Four strikes, you're out
No matter how well you train team members, it's likely that someday an employee will intentionally violate safety rules. That's one reason why every practice needs a disciplinary policy. Many administrators subscribe to the four strikes method of discipline. Here's how it works:
Strike one is a verbal warning. The supervisor should be specific. For example: "Joe, you have been directed to use specific gloves and an apron when taking radiographs. If you continue to disregard this rule, further disciplinary action will be necessary."
You can't be laid-back about this. If a supervisor goes to Joe and says, "Dude, you're going to get me in trouble if you don't wear that stuff," that's not a verbal warning—that's negotiating.
Keep a record of when the warning was given and the exact words used. This can be as informal as a handwritten note in the team member's personnel folder. If after a few days the employee continues to disregard the rules, it's time for the second strike.
Strike two is a writing warning. When team members get one of these, they usually take it seriously and either straighten up or leave.
The safety director or supervisor should issue the warning report in person, not via e-mail or an envelope in the mailbox.
The written warning must be given during or immediately after the violation. This usually solves 90 percent of the problems; for the remaining 10 percent, proceed to strike three.
Strike three is suspension without pay. Yes, it creates a hardship for the practice, but no more than if the team member had called in sick at the last minute. The practice will survive, and the staff will probably be pleased that the offender is no longer getting away with breaking the same rules they have to follow.
The supervisor should issue the suspension as soon as he or she sees the team member violating the rule. The warning should be specific and unambiguous. For example: "Joe, you've received a verbal and written warning for failure to follow the safety rules. You are now on suspension without pay for two days (the most common recommendation for this type of infraction) for continued violation of the rules. Clock out and go home. We'll see you at your regular shift time on Thursday." This solves 9 percent of the remaining problems.
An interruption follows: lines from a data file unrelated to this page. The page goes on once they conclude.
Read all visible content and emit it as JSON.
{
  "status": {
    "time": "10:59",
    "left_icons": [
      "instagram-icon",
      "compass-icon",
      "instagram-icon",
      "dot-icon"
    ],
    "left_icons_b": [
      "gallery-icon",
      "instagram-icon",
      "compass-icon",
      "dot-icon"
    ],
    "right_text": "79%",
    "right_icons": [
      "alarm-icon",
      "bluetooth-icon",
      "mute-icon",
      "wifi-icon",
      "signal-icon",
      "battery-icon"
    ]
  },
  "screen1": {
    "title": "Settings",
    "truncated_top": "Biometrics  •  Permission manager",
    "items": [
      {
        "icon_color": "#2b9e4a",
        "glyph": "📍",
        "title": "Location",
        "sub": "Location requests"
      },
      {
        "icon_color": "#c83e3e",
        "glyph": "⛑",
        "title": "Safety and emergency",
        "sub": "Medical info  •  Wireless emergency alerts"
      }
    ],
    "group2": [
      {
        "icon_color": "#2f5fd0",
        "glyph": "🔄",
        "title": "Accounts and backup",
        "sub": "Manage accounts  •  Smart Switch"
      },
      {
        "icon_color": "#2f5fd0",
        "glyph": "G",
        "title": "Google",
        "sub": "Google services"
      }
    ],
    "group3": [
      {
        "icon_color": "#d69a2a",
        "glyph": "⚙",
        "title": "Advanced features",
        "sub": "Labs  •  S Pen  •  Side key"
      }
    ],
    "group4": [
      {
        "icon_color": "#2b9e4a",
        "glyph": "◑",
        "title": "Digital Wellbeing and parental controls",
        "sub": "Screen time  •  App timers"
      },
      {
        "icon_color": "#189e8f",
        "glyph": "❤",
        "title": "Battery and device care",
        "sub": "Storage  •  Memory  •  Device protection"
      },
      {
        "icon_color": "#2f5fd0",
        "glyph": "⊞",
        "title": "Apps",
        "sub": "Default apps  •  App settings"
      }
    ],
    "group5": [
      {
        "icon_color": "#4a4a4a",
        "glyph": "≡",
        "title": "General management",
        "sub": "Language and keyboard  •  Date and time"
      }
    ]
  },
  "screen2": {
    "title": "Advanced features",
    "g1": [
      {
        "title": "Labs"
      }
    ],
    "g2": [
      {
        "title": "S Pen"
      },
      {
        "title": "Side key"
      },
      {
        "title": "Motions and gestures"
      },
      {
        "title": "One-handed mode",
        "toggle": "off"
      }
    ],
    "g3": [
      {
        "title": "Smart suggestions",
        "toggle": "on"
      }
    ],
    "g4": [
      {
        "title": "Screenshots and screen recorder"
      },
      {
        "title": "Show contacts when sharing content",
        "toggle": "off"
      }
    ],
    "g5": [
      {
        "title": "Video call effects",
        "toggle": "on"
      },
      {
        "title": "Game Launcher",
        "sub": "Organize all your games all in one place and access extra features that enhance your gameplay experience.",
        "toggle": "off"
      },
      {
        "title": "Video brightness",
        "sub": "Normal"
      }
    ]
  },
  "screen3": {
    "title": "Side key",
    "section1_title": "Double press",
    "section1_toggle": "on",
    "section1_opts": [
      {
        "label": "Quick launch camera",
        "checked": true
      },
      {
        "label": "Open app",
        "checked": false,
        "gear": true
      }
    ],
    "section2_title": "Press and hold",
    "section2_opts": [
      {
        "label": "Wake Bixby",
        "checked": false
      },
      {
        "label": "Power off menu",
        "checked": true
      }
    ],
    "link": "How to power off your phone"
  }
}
For the last 1 percent, strike four is termination. You must safeguard your hospital, your other staff, and your patients. And a team member who won't comply with one safety rule likely is ignoring others.
Of course, it's good to get the big boss involved early in the process, if he or she isn't the immediate supervisor. Many of these compliance problems can be solved if the practice owner makes it clear that participation in the safety program is mandatory and that disciplinary action will result if team members violate the safety rules. Then the owner has to follow through. Otherwise the rules aren't enforced, and you can bet the practice will be held accountable when OSHA comes for an inspection.